Zoelle: But there’s lots of good pictures online.

Brad: The mission remains the same. Live life and enjoy it like Eliot did.

CFT: It sounds like you guys need to make the decision, is this a family and friends annual get-together or is this charity fund raiser? You know, awesome to have to make that decision, that both of them are viable.

Brad: It’s like we’ve created something that’s now gotten bigger than us and our family and the question is do we want that responsibility?

Molly: It’s kind of weird how big it got.

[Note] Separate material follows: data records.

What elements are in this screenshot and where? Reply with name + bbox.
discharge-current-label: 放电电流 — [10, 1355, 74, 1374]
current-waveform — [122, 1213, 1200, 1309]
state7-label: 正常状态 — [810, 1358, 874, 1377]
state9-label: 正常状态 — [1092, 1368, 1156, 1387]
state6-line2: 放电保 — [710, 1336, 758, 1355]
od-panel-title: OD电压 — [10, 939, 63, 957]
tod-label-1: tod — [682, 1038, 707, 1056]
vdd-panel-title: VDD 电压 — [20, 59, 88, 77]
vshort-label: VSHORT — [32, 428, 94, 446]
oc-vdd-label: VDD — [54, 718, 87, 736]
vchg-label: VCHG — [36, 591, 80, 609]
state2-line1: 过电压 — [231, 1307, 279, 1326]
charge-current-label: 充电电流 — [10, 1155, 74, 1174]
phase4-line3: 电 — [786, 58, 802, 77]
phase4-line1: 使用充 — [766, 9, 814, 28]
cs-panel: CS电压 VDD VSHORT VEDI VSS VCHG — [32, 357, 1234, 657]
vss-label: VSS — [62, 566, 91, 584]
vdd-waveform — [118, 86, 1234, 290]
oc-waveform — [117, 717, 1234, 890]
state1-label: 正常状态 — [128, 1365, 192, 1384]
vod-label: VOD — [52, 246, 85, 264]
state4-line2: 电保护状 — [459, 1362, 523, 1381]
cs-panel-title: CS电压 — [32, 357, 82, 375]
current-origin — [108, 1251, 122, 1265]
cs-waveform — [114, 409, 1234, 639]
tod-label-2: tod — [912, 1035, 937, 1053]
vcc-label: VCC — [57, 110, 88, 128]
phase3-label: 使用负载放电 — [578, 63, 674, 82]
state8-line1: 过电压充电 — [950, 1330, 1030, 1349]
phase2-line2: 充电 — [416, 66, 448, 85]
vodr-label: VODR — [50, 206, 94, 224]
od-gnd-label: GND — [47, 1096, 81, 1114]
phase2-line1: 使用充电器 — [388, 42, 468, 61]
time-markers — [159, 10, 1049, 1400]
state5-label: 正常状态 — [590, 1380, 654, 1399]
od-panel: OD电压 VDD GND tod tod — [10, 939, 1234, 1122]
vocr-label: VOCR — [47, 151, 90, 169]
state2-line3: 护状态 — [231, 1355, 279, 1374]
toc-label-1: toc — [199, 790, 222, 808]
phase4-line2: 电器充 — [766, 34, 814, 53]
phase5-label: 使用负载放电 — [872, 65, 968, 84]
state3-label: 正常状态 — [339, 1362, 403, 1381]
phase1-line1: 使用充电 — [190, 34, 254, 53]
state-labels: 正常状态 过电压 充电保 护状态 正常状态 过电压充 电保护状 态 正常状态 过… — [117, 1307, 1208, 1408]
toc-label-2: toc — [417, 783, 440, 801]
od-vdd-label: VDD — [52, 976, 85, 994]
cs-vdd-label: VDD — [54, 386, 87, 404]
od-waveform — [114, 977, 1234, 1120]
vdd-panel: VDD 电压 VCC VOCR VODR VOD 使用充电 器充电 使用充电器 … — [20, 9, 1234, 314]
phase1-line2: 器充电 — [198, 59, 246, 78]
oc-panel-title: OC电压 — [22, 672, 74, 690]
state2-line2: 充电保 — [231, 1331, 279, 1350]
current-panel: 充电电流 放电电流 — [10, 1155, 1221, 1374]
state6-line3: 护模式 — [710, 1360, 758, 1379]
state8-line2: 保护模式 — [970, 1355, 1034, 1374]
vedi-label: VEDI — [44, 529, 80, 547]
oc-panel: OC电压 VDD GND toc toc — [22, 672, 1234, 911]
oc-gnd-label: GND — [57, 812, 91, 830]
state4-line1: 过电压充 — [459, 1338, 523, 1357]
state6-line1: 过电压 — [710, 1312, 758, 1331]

I was at work and somebody showed up in a Hot Dog Tour t-shirt and I was like, “Oh wow, you were on the Hot Dog Tour?” and they were like, “yeah, were you?”. And I’m like, “yeah” and they were like, “how do you know about it?” And I was like, “well, my last name’s Fishman.” It was one of Carrie’s friends and they were on the other bus and I never saw them.

Brad: Carrie brought friends she used to teach with and they had so much fun that they brought in all these other people that we don’t even know—they’re friends of friends of friends. They’re great people, but…

Molly: It’s cool, but at the same time it’s kind of difficult to manage.

Brad: We’ll see, we’re going to have to decide. Probably kind of soon.

CFT: Cool. So, just a technical question about the tattoos—where did you get them done?

Zoelle: At Revolution Tattoo on Western. Max. He had done a couple other hot dogs.

Molly: And he had one. His brother had a hot dog tattoo. They weren’t like what we have where it’s the logo, it was like a hot dog astronaut or something weird like that. Shooting lasers out of its eyes.

Brad: I had Mike draw me up an idea for a hot dog riding an El car, like it was a rodeo, so the El car was bent like it was bucking. He has the art still, but it would have been a half-sleeve, to do it to the level of detail that he’d drawn it.

Molly: You should do it!

Molly and Zoelle Fishman
Molly (left) and Zoelle Fishman

Molly Fishman hot dog tattoo
Molly Fishman’s hot dog tattoo closeup. The E is for Eliot.

Zoelle Fishman hot dog tattoo
Zoelle Fishman’s hot dog tattoo closeup.